The area nightmare table can be completed without a doubt from the decadence of Argentina or, in another more benevolent measure, Chile which after the landslide defeat of the pro-government party against the far right in the constituent elections has turned into a virtual “lame duck” President Gabriele Boric.
Neighboring nations that escape this nuisance do not political tensions. In successful, though still low on average, Uruguay, the homicide rate due to street crime has doubled and corruption cases involving at least three high-ranking officials have multiplied.
In Brazil, in turn, the pragmatic and recent government of Lula da Silva is underway besieged from the left wing of his party who repudiates the adjustments envisaged by the finance minister Fernando Haddad to make possible what is necessary, defined by the PT deputies as a “devil’s pact”.

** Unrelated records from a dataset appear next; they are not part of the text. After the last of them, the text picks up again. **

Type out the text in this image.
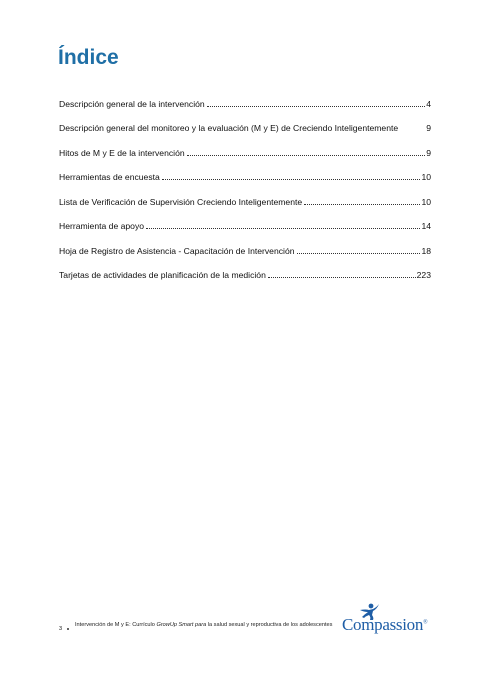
Índice
Descripción general de la intervención	4
Descripción general del monitoreo y la evaluación (M y E) de Creciendo Inteligentemente	9
Hitos de M y E de la intervención	9
Herramientas de encuesta	10
Lista de Verificación de Supervisión Creciendo Inteligentemente	10
Herramienta de apoyo	14
Hoja de Registro de Asistencia - Capacitación de Intervención	18
Tarjetas de actividades de planificación de la medición	223
3
Intervención de M y E: Currículo GrowUp Smart para la salud sexual y reproductiva de los adolescentes Compassion®
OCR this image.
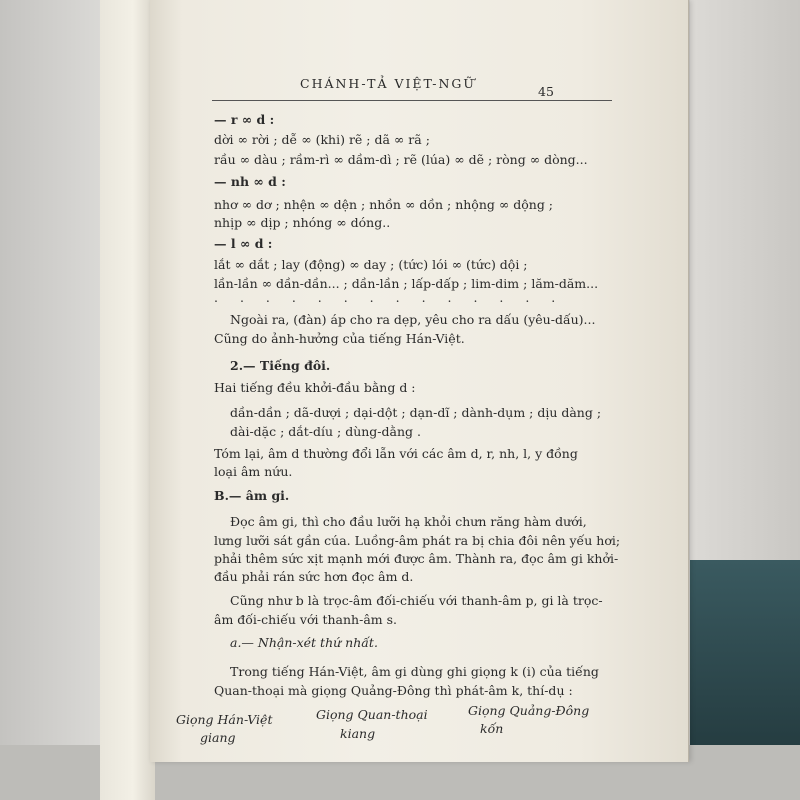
CHÁNH-TẢ VIỆT-NGỮ
45
— r ∞ d :
dời ∞ rời ; dễ ∞ (khi) rẽ ; dã ∞ rã ;
rầu ∞ dàu ; rầm-rì ∞ dầm-dì ; rẽ (lúa) ∞ dẽ ; ròng ∞ dòng...
— nh ∞ d :
nhơ ∞ dơ ; nhện ∞ dện ; nhồn ∞ dồn ; nhộng ∞ dộng ;
nhịp ∞ dịp ; nhóng ∞ dóng..
— l ∞ d :
lắt ∞ dắt ; lay (động) ∞ day ; (tức) lói ∞ (tức) dội ;
lần-lần ∞ dần-dần... ; dần-lần ; lấp-dấp ; lim-dim ; lăm-dăm...
. . . . . . . . . . . . . .
Ngoài ra, (đàn) áp cho ra dẹp, yêu cho ra dấu (yêu-dấu)...
Cũng do ảnh-hưởng của tiếng Hán-Việt.
2.— Tiếng đôi.
Hai tiếng đều khởi-đầu bằng d :
dần-dần ; dã-dượi ; dại-dột ; dạn-dĩ ; dành-dụm ; dịu dàng ;
dài-dặc ; dắt-díu ; dùng-dằng .
Tóm lại, âm d thường đổi lẫn với các âm d, r, nh, l, y đồng
loại âm nứu.
B.— âm gi.
Đọc âm gi, thì cho đầu lưỡi hạ khỏi chưn răng hàm dưới,
lưng lưỡi sát gần cúa. Luồng-âm phát ra bị chia đôi nên yếu hơi;
phải thêm sức xịt mạnh mới được âm. Thành ra, đọc âm gi khởi-
đầu phải rán sức hơn đọc âm d.
Cũng như b là trọc-âm đối-chiếu với thanh-âm p, gi là trọc-
âm đối-chiếu với thanh-âm s.
a.— Nhận-xét thứ nhất.
Trong tiếng Hán-Việt, âm gi dùng ghi giọng k (i) của tiếng
Quan-thoại mà giọng Quảng-Đông thì phát-âm k, thí-dụ :
Giọng Hán-Việt
giang
Giọng Quan-thoại
kiang
Giọng Quảng-Đông
kốn
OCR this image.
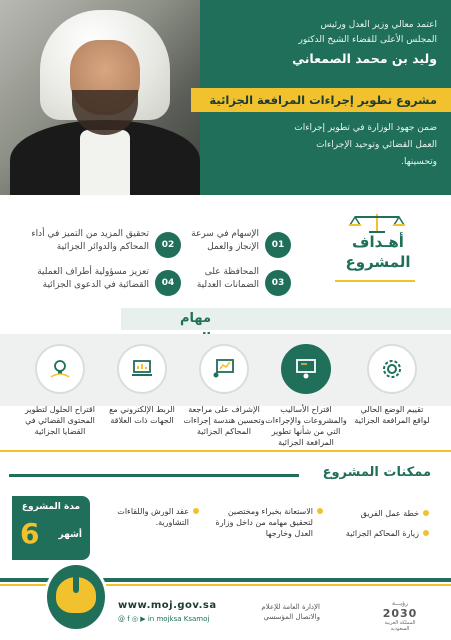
اعتمد معالي وزير العدل ورئيس
المجلس الأعلى للقضاء الشيخ الدكتور
وليد بن محمد الصمعاني
مشروع تطوير إجراءات المرافعة الجزائية
ضمن جهود الوزارة في تطوير إجراءات
العمل القضائي وتوحيد الإجراءات
وتحسينها.
أهـداف
المشروع
01
الإسهام في سرعة الإنجاز والعمل
02
تحقيق المزيد من التميز في أداء المحاكم والدوائر الجزائية
03
المحافظة على الضمانات العدلية
04
تعزيز مسؤولية أطراف العملية القضائية في الدعوى الجزائية
مهام
تقييم الوضع الحالي لواقع المرافعة الجزائية
اقتراح الأساليب والمشروعات والإجراءات التي من شأنها تطوير المرافعة الجزائية
الإشراف على مراجعة وتحسين هندسة إجراءات المحاكم الجزائية
الربط الإلكتروني مع الجهات ذات العلاقة
اقتراح الحلول لتطوير المحتوى القضائي في القضايا الجزائية
ممكنات المشروع
خطة عمل الفريق
زيارة المحاكم الجزائية
الاستعانة بخبراء ومختصين لتحقيق مهامه من داخل وزارة العدل وخارجها
عقد الورش واللقاءات التشاورية.
مدة المشروع
6 أشهر
www.moj.gov.sa
@ f ◎ ▶ in mojksa Ksamoj
الإدارة العامة للإعلام
والاتصال المؤسسي
رؤيـــة
2030
المملكة العربية السعودية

Those critics join the government-allied Landless Movement complex, which announced a combat plan to defend appropriations and agrarian reform in open defiance of the minister of the fields chosen by Lula, linked to the large agricultural producers.
Everything becomes difficult. They are examples of a region without patienceat war with itself and against any hope of consensus.
©Copyright Clarin 2023
Source: Clarin
Mary Ortiz is a seasoned journalist with a passion for world events. As a writer for News Rebeat, she brings a fresh perspective to the latest global happenings and provides in-depth coverage that offers a deeper understanding of the world around us.